Time to really disengage. Your SD has shown you who she is. You know how this will play out - you will always be the bad guy, no matter what, so just back out gracefully. Ex Julie had some ex-cellent suggestions.

SD14 Munchkin, as sweet and kind to me as she is, and has been, drives me crazy when I hear about how she cleans and organizes at her mothers house, when she doesnt even flick an eyelash in attempt at doing any cleaning here (Unless its her own room, and even THAT takes teeth pulling and several acts of God.

I wouldnt take the ramen and cleaning and cat thing personally. She sounds very thoughtless.

I would instead focus on your DH. He gets defensive if you mention SD? OK, nevr speak of her except in generall terms. She makes a mess, he can take care of it as long as it is taken care of.

Not your circus and not your monkees. Let him clean up the monkey sh!t.

Harry's picture

Buy a case of Raman Noodles.  And that it.  No nothing for her 

morrginme's picture

I agree. Go ahead and vent. I dont get the whole tampon thing. My SD does the same thing. I dont like going into the bathroom and seeing something in plain sight that has been in her v-jay jay.  

Anyway I understand your point about the Ramen. It pisses me off when I'm making a meal and a skid or my own kid comes in and starts making something else. My own kid I will tell them to get out of the kitchen and wait for dinner. With skids I've learned to let it go but I stopped buying foods that are easy to make cuz then they eat all the snack foods and leave nothing for anyone else.

As for buying things for SD give it up. Dont do nice things for people who are not nice to you. And dont make people a priority who only see you as an option.

I'm buying my SD a greeting card for Christmas this year and thats it. I told DH that any presents he wants for her he will have to shop for them himself.

marblefawn's picture

Oh my god, girl!

That was my SD's level of aggravation too -- just those nearly unnoticeable things that, of course, her TARGET would notice! Your SD is a clever one! She has them wrapped -- better be extra careful of that one!

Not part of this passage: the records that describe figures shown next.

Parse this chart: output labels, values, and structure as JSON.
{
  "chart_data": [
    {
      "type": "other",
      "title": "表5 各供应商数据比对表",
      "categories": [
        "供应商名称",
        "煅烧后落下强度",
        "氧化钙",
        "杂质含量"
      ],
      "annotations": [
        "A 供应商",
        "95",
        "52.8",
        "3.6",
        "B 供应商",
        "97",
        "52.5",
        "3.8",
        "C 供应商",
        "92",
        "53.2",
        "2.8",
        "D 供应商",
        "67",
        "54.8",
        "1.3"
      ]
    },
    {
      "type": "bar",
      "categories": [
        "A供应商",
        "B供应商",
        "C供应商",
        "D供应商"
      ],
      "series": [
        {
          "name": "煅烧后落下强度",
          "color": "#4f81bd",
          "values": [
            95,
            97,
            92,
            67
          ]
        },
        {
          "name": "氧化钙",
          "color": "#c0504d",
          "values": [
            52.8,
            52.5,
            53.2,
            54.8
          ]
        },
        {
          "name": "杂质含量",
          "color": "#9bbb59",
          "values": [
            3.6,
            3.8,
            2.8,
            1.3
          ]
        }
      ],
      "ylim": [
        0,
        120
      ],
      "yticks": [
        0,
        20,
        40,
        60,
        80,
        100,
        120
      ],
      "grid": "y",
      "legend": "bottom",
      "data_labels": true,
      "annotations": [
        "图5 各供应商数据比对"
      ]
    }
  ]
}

I thought the bloody tampons in the can and the ramen noodles were so MY stepdaughter! My SD used to leave her thong underwear laying on the bathmat everywhere she stayed, like she just had to. And the other thing that came to mind was that we had to pay for my SD's gown when she was a bridesmaid in our wedding, which I didn't mind because she was in college, but no kidding -- the DAY AFTER my wedding, at the big fancy brunch for everyone, she said in front of so many of us, that she was going to sell that gown on Ebay. It had come up because my nieces said how much they loved their bridesmaids gowns and that they were going to wear them to college formals. Yea, that's when SD dropped her nasty bomb.

Beware, this dynamic over years can corrode a marriage. I felt like I was handling it all those years I was laughing about it, but the real bill had not even been invoiced yet. Now I see there's a lot of damage from it all.

marblefawn's picture

OK, I wasn't very clear. I haven't heard a human voice in 3+ days and it's like being in solitary -- I'm writing gibberish.

I mean, that dynamic of you asking him to ask her to throw away the trash properly and then him tossing the trash himself, (which is pretty fricking gross too in a weird daddy dearest way when you think about it), but anyway, yea...THAT'S what I mean is corrosive. Because you will come to feel as if she's too precious for him to disturb...and the guy you have sex with is like, some teen girl's bitch...and that quickly ceases to be even a tiny bit sexy.

OK...shutting up now...

CLove's picture

Would leave her period mess in the bathroom trash can as well! I made certain to teach Munchkin what to do...and shes good about doing it (unless its in her room...)

Dh would yell at FF to clean up the trash herself, because it was gross...thats why she accuses him of being abusive now. He yelled at her and caused anxiety.